Here, we tried to improve the former antimicrobial peptide(mccb17) expressing system of 2019 Fudan BBa_K3245010 .By dividing into the peptide expressing part and the immunity part, we firstly tested whether the polycistron could work properly and separately, then tried to manipulate each of their expression levels with more efficiency an better function.

First, to affirm the system could work properly, we started from the very beginning by testing the expression of each gene in the cluster as well as of the polycistrons in each part. We constructed 10 plasmids(with pGEX backbone adapted to perform high level of expression), containing mcbA/ mcbB/ mcbC/ mcbD/ mcbE/ mcbF/ mcbG/ mcbABCD/ mcbBCD/ mcbBC respectively, transformed successfully them into E.coli BL21, then purified the protein products with his-tag via immobilized metal affinity chromatography to check if the basic protein-coding could all be realized correctly as the basis of our design for the system. We will make further confirmation that every part can express successfully due to the correct bands on the SDS-PAGE electrophoresis gel maps.

As our design page describes, mcbABCD should show a certain degree of restrain to both the growth and condition of its cocultured cell. While with mcbEFG, engineered E.coli are supposed to have better immunity themselves against the mccb17 coded by mcbABCD, so as to gain advantage, affect the surrounding WT’s metabolism(the expression of GFP), and better survive in the environment.

We performed 2 different kinds of experiments, rendering verification for both antimicrobial expressing part mcbABCD and immunity part mcbEFG, by testing the effect mccb17 may exert on the metabolism and survival state of microbes they cocultured with.

Our data has been calibrated with the Excel data analysis template provided by the 2019 iGEM, where MEFL stands for the absolute units of Fluorescent Intensity for Green Fluorescent proteins and particle stands for the absolute units of cell count, so that our y axis represents fluorescent intensity per cell under iGEM standard.

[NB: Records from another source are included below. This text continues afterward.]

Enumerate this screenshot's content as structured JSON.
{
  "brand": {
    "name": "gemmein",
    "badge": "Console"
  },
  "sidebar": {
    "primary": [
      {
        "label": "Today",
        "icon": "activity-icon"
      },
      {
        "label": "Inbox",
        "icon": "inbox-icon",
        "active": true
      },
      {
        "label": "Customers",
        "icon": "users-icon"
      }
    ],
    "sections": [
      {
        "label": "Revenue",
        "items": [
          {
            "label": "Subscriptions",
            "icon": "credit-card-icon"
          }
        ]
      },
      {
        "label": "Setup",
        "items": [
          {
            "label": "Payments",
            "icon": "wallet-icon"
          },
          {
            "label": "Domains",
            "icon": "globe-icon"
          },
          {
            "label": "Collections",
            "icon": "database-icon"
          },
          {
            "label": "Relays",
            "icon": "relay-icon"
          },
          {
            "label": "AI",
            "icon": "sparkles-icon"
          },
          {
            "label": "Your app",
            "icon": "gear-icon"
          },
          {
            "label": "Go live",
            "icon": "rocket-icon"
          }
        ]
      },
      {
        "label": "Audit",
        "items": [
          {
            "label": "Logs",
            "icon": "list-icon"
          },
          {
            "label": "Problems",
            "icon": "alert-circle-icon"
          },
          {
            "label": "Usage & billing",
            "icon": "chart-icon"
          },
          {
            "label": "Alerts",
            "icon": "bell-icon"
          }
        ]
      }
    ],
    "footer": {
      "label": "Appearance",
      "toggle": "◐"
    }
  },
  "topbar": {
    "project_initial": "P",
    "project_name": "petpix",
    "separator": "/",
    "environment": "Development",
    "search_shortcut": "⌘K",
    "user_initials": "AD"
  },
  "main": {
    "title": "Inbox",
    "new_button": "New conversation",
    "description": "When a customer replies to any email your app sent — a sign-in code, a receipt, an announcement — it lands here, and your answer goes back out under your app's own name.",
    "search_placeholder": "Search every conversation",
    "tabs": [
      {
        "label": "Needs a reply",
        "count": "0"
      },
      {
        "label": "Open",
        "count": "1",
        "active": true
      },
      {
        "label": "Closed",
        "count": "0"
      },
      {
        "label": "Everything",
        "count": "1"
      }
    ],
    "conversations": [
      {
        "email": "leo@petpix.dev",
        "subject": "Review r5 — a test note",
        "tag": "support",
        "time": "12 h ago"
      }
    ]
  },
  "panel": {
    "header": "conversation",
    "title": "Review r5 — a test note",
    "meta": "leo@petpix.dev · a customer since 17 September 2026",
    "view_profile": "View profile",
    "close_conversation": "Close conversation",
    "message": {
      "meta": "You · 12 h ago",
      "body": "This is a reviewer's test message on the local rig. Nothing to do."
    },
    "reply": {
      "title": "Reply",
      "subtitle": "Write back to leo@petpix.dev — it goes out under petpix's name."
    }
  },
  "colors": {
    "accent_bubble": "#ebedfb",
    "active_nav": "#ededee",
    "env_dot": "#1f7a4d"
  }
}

We could see an overall decrease of GFP expression in nearly all groups cocultured with Px or PxAD than the control group which only contains WT, indicating that the antimicrobial peptide(MccB17) encoded by mcbABCD does have a negative effect on microbial. In this case, the living status of WT cells and its function in creating GFP is strongly restricted by the toxic environment, proving that our part mcbABCD has worked successfully.

While inside each paired group, there clearly are a better inhibition effect in Px group than PxAD group, as the MEFL/particle is much lower in the Px group than the PxAD group when driven by certain promoters. This shows that the immunity function of mcbEFG is working successfully, as the E.coli expressing mcbEFG can help the engineered strain to survive with efflux exporting the toxic peptide, as well as better killing off other strains to gain survival advantage.

Among the three graphs, it is also obvious the system works better when the population occupies a larger percentage. When the ratio of WT:Px meets 50：7, nealy all of the groups shows very weak competitiveness or even no survival advantage at all(as in the case of P1), indicating the need of a certain amount of population to get the system working efficiently. This result also affirms it is vital to have the antimicrobial system in our design to gain enough survival advantage for our engineered E.coli to colony in human intestine and further express the desired product.

Due to the difference in strength of these promoters, we have also screened out the most suitable promoter P2 for our system via this experiment.

Our data has been calibrated with the Excel data analysis template provided by the 2019 iGEM. In this chart, Calculated Bacteria Counts stands for the relative increase of OD, which represents the total number of cells, and MERL, which represents the total number of WT cells. As we have screened out P2 in front, here we used the mixture ratio of P2(P2AD):WT=1:1/1:4 to find out more detailed effect that antimicrobial peptide expressing system can exert.

We could see the population increase are not significant in total over time, yet WT grows rather fast at first in the P2AD group, indicating its lack of immunity part mcbEFG can lead to the death of engineered E.coli. more, thus shows less restrain on the WT cells. Yet, as mccb17 accumulates, a clear decrease can be observed when time extends in both P2 and P2AD, proving our antimicrobial peptide expressing system are working to help the engineered E.coli. gain better survival advantage.